= Helen Cross (physician) =

British physician

Judith Helen Cross (born 1961) is a British physician who is the Prince of Wales's Chair of Childhood Epilepsy and Honorary Consultant in Paediatric Neurology at Great Ormond Street Hospital for Children NHS Foundation Trust. She is also director of the UCL Great Ormond Street Institute of Child Health, London and a trustee of Young Epilepsy, in Lingfield.

Cross has published on seizure, neuropsychological and behavioural outcomes in children who have undergone surgical resection for treatment of their epilepsy. Her research has focused on improving outcomes for children with early onset epilepsy. Cross' early research was into improving imaging techniques to determine areas of likely seizure onset in children with drug resistant focal epilepsy and has developed an epilepsy surgery programme based on her research.

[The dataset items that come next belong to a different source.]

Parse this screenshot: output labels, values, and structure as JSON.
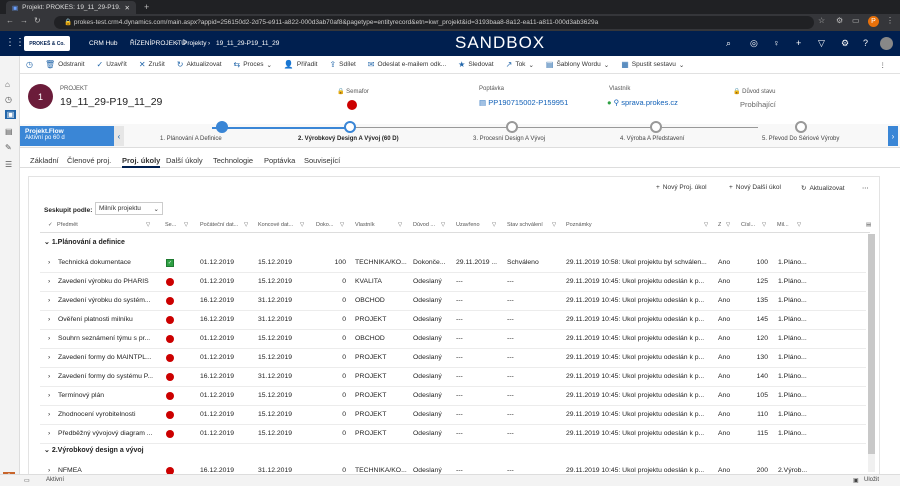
{
  "browser": {
    "tab_title": "Projekt: PROKES: 19_11_29-P19...",
    "url": "prokes-test.crm4.dynamics.com/main.aspx?appid=256150d2-2d75-e911-a822-000d3ab70af8&pagetype=entityrecord&etn=kwr_projekt&id=3193baa8-8a12-ea11-a811-000d3ab3629a",
    "avatar_letter": "P"
  },
  "header": {
    "logo_text": "PROKEŠ & Co.",
    "app_name": "CRM Hub",
    "breadcrumb": [
      "ŘÍZENÍPROJEKTŮ",
      "Projekty",
      "19_11_29-P19_11_29"
    ],
    "environment": "SANDBOX"
  },
  "commands": [
    {
      "icon": "delete-icon",
      "glyph": "🗑",
      "label": "Odstranit"
    },
    {
      "icon": "check-icon",
      "glyph": "✓",
      "label": "Uzavřít"
    },
    {
      "icon": "close-icon",
      "glyph": "✕",
      "label": "Zrušit"
    },
    {
      "icon": "refresh-icon",
      "glyph": "↻",
      "label": "Aktualizovat"
    },
    {
      "icon": "process-icon",
      "glyph": "⇆",
      "label": "Proces",
      "dropdown": true
    },
    {
      "icon": "assign-icon",
      "glyph": "👤",
      "label": "Přiřadit"
    },
    {
      "icon": "share-icon",
      "glyph": "⇪",
      "label": "Sdílet"
    },
    {
      "icon": "email-link-icon",
      "glyph": "✉",
      "label": "Odeslat e-mailem odk..."
    },
    {
      "icon": "follow-icon",
      "glyph": "★",
      "label": "Sledovat"
    },
    {
      "icon": "flow-icon",
      "glyph": "↗",
      "label": "Tok",
      "dropdown": true
    },
    {
      "icon": "word-template-icon",
      "glyph": "▤",
      "label": "Šablony Wordu",
      "dropdown": true
    },
    {
      "icon": "report-icon",
      "glyph": "▦",
      "label": "Spustit sestavu",
      "dropdown": true
    }
  ],
  "record": {
    "avatar": "1",
    "type": "PROJEKT",
    "name": "19_11_29-P19_11_29",
    "semafor_label": "Semafor",
    "poptavka_label": "Poptávka",
    "poptavka_value": "PP190715002-P159951",
    "vlastnik_label": "Vlastník",
    "vlastnik_value": "sprava.prokes.cz",
    "duvod_label": "Důvod stavu",
    "duvod_value": "Probíhající"
  },
  "bpf": {
    "flow_name": "Projekt.Flow",
    "flow_status": "Aktivní po 60 d",
    "stages": [
      {
        "label": "1. Plánování A Definice",
        "state": "done"
      },
      {
        "label": "2. Výrobkový Design A Vývoj  (60 D)",
        "state": "active"
      },
      {
        "label": "3. Procesní Design A Vývoj",
        "state": "todo"
      },
      {
        "label": "4. Výroba A Představení",
        "state": "todo"
      },
      {
        "label": "5. Převod Do Sériové Výroby",
        "state": "todo"
      }
    ]
  },
  "tabs": [
    "Základní",
    "Členové proj.",
    "Proj. úkoly",
    "Další úkoly",
    "Technologie",
    "Poptávka",
    "Související"
  ],
  "grid": {
    "commands": [
      "Nový Proj. úkol",
      "Nový Další úkol",
      "Aktualizovat"
    ],
    "groupby_label": "Seskupit podle:",
    "groupby_value": "Milník projektu",
    "columns": [
      "Předmět",
      "Se...",
      "Počáteční dat...",
      "Koncové dat...",
      "Doko...",
      "Vlastník",
      "Důvod ...",
      "Uzavřeno",
      "Stav schválení",
      "Poznámky",
      "Z",
      "Čísl...",
      "Mil..."
    ],
    "groups": [
      {
        "name": "1.Plánování a definice",
        "rows": [
          {
            "subject": "Technická dokumentace",
            "sem": "green",
            "start": "01.12.2019",
            "end": "15.12.2019",
            "done": "100",
            "owner": "TECHNIKA/KO...",
            "reason": "Dokonče...",
            "closed": "29.11.2019 ...",
            "approval": "Schváleno",
            "notes": "29.11.2019 10:58: Úkol projektu byl schválen...",
            "z": "Ano",
            "num": "100",
            "mil": "1.Pláno..."
          },
          {
            "subject": "Zavedení výrobku do PHARIS",
            "sem": "red",
            "start": "01.12.2019",
            "end": "15.12.2019",
            "done": "0",
            "owner": "KVALITA",
            "reason": "Odeslaný",
            "closed": "---",
            "approval": "---",
            "notes": "29.11.2019 10:45: Úkol projektu odeslán k p...",
            "z": "Ano",
            "num": "125",
            "mil": "1.Pláno..."
          },
          {
            "subject": "Zavedení výrobku do systém...",
            "sem": "red",
            "start": "16.12.2019",
            "end": "31.12.2019",
            "done": "0",
            "owner": "OBCHOD",
            "reason": "Odeslaný",
            "closed": "---",
            "approval": "---",
            "notes": "29.11.2019 10:45: Úkol projektu odeslán k p...",
            "z": "Ano",
            "num": "135",
            "mil": "1.Pláno..."
          },
          {
            "subject": "Ověření platnosti milníku",
            "sem": "red",
            "start": "16.12.2019",
            "end": "31.12.2019",
            "done": "0",
            "owner": "PROJEKT",
            "reason": "Odeslaný",
            "closed": "---",
            "approval": "---",
            "notes": "29.11.2019 10:45: Úkol projektu odeslán k p...",
            "z": "Ano",
            "num": "145",
            "mil": "1.Pláno..."
          },
          {
            "subject": "Souhrn seznámení týmu s pr...",
            "sem": "red",
            "start": "01.12.2019",
            "end": "15.12.2019",
            "done": "0",
            "owner": "OBCHOD",
            "reason": "Odeslaný",
            "closed": "---",
            "approval": "---",
            "notes": "29.11.2019 10:45: Úkol projektu odeslán k p...",
            "z": "Ano",
            "num": "120",
            "mil": "1.Pláno..."
          },
          {
            "subject": "Zavedení formy do MAINTPL...",
            "sem": "red",
            "start": "01.12.2019",
            "end": "15.12.2019",
            "done": "0",
            "owner": "PROJEKT",
            "reason": "Odeslaný",
            "closed": "---",
            "approval": "---",
            "notes": "29.11.2019 10:45: Úkol projektu odeslán k p...",
            "z": "Ano",
            "num": "130",
            "mil": "1.Pláno..."
          },
          {
            "subject": "Zavedení formy do systému P...",
            "sem": "red",
            "start": "16.12.2019",
            "end": "31.12.2019",
            "done": "0",
            "owner": "PROJEKT",
            "reason": "Odeslaný",
            "closed": "---",
            "approval": "---",
            "notes": "29.11.2019 10:45: Úkol projektu odeslán k p...",
            "z": "Ano",
            "num": "140",
            "mil": "1.Pláno..."
          },
          {
            "subject": "Termínový plán",
            "sem": "red",
            "start": "01.12.2019",
            "end": "15.12.2019",
            "done": "0",
            "owner": "PROJEKT",
            "reason": "Odeslaný",
            "closed": "---",
            "approval": "---",
            "notes": "29.11.2019 10:45: Úkol projektu odeslán k p...",
            "z": "Ano",
            "num": "105",
            "mil": "1.Pláno..."
          },
          {
            "subject": "Zhodnocení vyrobitelnosti",
            "sem": "red",
            "start": "01.12.2019",
            "end": "15.12.2019",
            "done": "0",
            "owner": "PROJEKT",
            "reason": "Odeslaný",
            "closed": "---",
            "approval": "---",
            "notes": "29.11.2019 10:45: Úkol projektu odeslán k p...",
            "z": "Ano",
            "num": "110",
            "mil": "1.Pláno..."
          },
          {
            "subject": "Předběžný vývojový diagram ...",
            "sem": "red",
            "start": "01.12.2019",
            "end": "15.12.2019",
            "done": "0",
            "owner": "PROJEKT",
            "reason": "Odeslaný",
            "closed": "---",
            "approval": "---",
            "notes": "29.11.2019 10:45: Úkol projektu odeslán k p...",
            "z": "Ano",
            "num": "115",
            "mil": "1.Pláno..."
          }
        ]
      },
      {
        "name": "2.Výrobkový design a vývoj",
        "rows": [
          {
            "subject": "NFMEA",
            "sem": "red",
            "start": "16.12.2019",
            "end": "31.12.2019",
            "done": "0",
            "owner": "TECHNIKA/KO...",
            "reason": "Odeslaný",
            "closed": "---",
            "approval": "---",
            "notes": "29.11.2019 10:45: Úkol projektu odeslán k p...",
            "z": "Ano",
            "num": "200",
            "mil": "2.Výrob..."
          }
        ]
      }
    ]
  },
  "status": {
    "left": "Aktivní",
    "right": "Uložit"
  }
}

Cross conducted the first randomized controlled trial of the ketogenic diet in the treatment of children with drug resistant focal epilepsy and is endeavouring to conduct the same in the very young and adults. Recognising there was little in the way of control data with regard to neurodevelopmental progress, she initiated the North London Epilepsy in Infancy study, where a cohort of children was recruited at diagnosis in the first two years of life, and has been followed to at least three years. Cross planned to conduct a similar study over a wider geographical area, also examining phenotypes and genotypes.

In 2015, Cross received an Order Of The British Empire for her services to childhood epilepsy. She was elected a Fellow of the Academy of Medical Sciences in 2026.

== Early career ==
Cross graduated with honours with a Bachelor of Medicine, Bachelor of Surgery from the University of Birmingham Medical School in 1984. She did her paediatric training in Birmingham and joined Great Ormond Street Hospital in 1990.